Ensuite Afrasiab apprit que la frontière du Touran était couverte de flots d’hommes, qu’une armée s’approchait du Kasehroud et que le monde était obscurci par la vengeance de Siawusch.
Il dit à Piran, le chef de son armée :
Khosrou a dévoilé ses secrets et à moins que nous ne voulions nous soumettre, il faut que nous partions tous avec les étendards et les tambours ;
Sinon l’armée de l’Iran arrivera et nous ne verrons plus briller ni le soleil ni la lune.
Va, rassemble des troupes de toutes parts et ne perdons pas le temps en discours.
Cependant un vent violent s’éleva du côté du Touran, un vent tel qu’aucun Iranien n’avait souvenir d’un pareil ; d’épais nuages enveloppèrent la terre et le froid congelait l’eau.
Les tentes se couvrirent de glace et la neige étendit son tapis sur les montagnes.
Tout le pays disparut sous la neige et pendant sept jours personne ne vit le sol de la plaine ; on manquait de nourriture, on ne dormait pas, on n’avait pas une place où se reposer : tu aurais dit que la surface de la terre était un rocher.
Personne ne songeait plus au jour où il faudrait combattre ;
On tuait les chevaux de bataille pour les manger.

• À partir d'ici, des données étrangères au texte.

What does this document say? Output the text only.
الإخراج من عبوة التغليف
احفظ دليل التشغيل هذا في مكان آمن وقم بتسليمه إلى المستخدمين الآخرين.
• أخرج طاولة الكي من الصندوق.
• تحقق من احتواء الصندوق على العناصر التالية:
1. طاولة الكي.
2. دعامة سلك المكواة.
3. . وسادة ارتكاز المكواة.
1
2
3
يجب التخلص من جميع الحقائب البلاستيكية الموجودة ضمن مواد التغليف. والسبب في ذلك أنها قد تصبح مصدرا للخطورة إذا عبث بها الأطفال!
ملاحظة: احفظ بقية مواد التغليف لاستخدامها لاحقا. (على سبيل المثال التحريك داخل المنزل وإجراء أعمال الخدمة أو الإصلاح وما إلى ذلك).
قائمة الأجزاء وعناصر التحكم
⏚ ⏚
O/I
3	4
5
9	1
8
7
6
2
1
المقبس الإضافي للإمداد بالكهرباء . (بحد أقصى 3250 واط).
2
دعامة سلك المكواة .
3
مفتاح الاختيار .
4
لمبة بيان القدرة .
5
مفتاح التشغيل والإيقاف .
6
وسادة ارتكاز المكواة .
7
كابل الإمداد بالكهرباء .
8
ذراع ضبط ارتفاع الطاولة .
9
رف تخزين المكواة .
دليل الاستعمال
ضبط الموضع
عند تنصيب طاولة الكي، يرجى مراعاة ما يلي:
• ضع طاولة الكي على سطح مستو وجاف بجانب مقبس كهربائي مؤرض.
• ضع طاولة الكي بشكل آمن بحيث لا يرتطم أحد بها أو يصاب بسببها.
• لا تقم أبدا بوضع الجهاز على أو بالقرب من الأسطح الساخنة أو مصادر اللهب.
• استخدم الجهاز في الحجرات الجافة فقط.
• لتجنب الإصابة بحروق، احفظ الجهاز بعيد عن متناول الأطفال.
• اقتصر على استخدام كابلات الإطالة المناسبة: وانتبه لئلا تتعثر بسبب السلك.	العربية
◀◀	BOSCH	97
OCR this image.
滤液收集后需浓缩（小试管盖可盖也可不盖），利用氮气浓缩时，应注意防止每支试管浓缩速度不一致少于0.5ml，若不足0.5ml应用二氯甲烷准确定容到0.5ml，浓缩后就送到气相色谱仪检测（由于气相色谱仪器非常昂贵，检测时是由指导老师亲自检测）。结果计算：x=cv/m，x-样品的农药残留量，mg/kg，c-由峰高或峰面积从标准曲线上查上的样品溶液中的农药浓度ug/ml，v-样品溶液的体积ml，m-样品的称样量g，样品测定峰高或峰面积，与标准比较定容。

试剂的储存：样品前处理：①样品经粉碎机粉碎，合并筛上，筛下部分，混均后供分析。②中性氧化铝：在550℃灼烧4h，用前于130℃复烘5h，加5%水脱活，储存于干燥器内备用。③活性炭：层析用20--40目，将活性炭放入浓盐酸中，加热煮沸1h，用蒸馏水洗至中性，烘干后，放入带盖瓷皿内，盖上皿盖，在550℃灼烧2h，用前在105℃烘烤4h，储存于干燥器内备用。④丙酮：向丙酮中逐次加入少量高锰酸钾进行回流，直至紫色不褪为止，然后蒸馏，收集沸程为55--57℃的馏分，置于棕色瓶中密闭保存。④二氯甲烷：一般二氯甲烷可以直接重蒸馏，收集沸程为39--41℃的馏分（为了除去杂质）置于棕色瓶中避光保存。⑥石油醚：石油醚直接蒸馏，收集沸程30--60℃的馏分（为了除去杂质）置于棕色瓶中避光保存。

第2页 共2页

Beaucoup d’hommes et d’animaux périrent et les mains des braves étaient engourdies.
Le huitième jour le soleil parut dans toute sa force et convertit la terre en une mer.
Thous convoqua les chefs de l’armée et leur parla longuement des chances qui les attendaient s’ils livraient bataille :
Notre armée a trop souffert de la famine et il faudrait quitter ce camp.
Maudit soit ce pays !
Maudits soient Kelat, le mont Siped et le Kasehroud !
Bahram, le plus fier d’entre les héros, lui répondit :
Il ne faut pas que je cache la vérité au Sipehdar.
Tu veux toujours nous réduire au silence par tes paroles ;
Tu pousses la folie jusqu’à tuer le fils de Siawusch.
Je t’avais averti de ne pas le faire, parce que ce n’était pas juste.
Souviens-toi des désastres qui en sont déjà résultés ; et quels malheurs ne vont-ils pas encore t’atteindre car cette affaire ne fait que commencer.
Thous lui dit :
Aderguschasp n’est pas plus glorieux que n’était le vaillant Zerasp et Firoud n’a pas été tué innocemment.
C’était écrit et ce qui est fait est fait.
Jette les yeux sur l’armée ; y vois-tu un homme égal à Rivniz en bravoure, en beauté et en qualités de toute espèce ?
Il a toujours rempli de vin et de lait la coupe de ma vie.
C’était un jeune homme par sa stature, mais sa parole était celle d’un vieillard.
Ne parlons pas du passé ;
Que Firoud ait été tué justement ou injustement, Guiv a accepté du roi un présent, à condition de brûler cette montagne de bois qui barre notre chemin.
Voici le moment de le faire et d’éclairer toute une sphère du ciel par cet incendie, qui ouvrira un passage à l’armée et lui permettra d’avancer.
Guiv dit :
Cette entreprise n’est pas difficile et quand même elle le serait, elle n’est pas sans récompense.
Bijen fut attristé de ces paroles et dit :
Je n’y consentirai pas.
Tu m’as élevé pour les fatigues et les dangers et tu n’as jamais eu à m’adresser de reproches ;
Or il n’est pas convenable que moi, qui suis jeune, je me repose pendant que tu te ceindras les reins dans ta vieillesse.
Guiv lui répondit :
C’est moi qui l’ai voulu, je me suis offert à remplir ce devoir et c’est maintenant le moment de m’y préparer et non de penser à mon âge et à mon repos.
N’aie aucune inquiétude sur mon sort, car mon souffle fondrait un roc.
Guiv passa le Kasehroud avec peine, car tout était couvert de glaces et de neiges.
Lorsqu’il eut atteint la montagne de bois, il ne put en mesurer ni la hauteur ni la largeur ;
Il alluma du feu à l’aide de la pointe d’une flèche et le jeta dans cet amas de bois qu’il embrasa.
Pendant trois semaines on ne put traverser ce brasier, à cause du vent, de la fumée et de l’ardeur des flammes ;
Mais la quatrième semaine l’armée commença à passer lorsque l’eau eut baissé et que le feu fut éteint.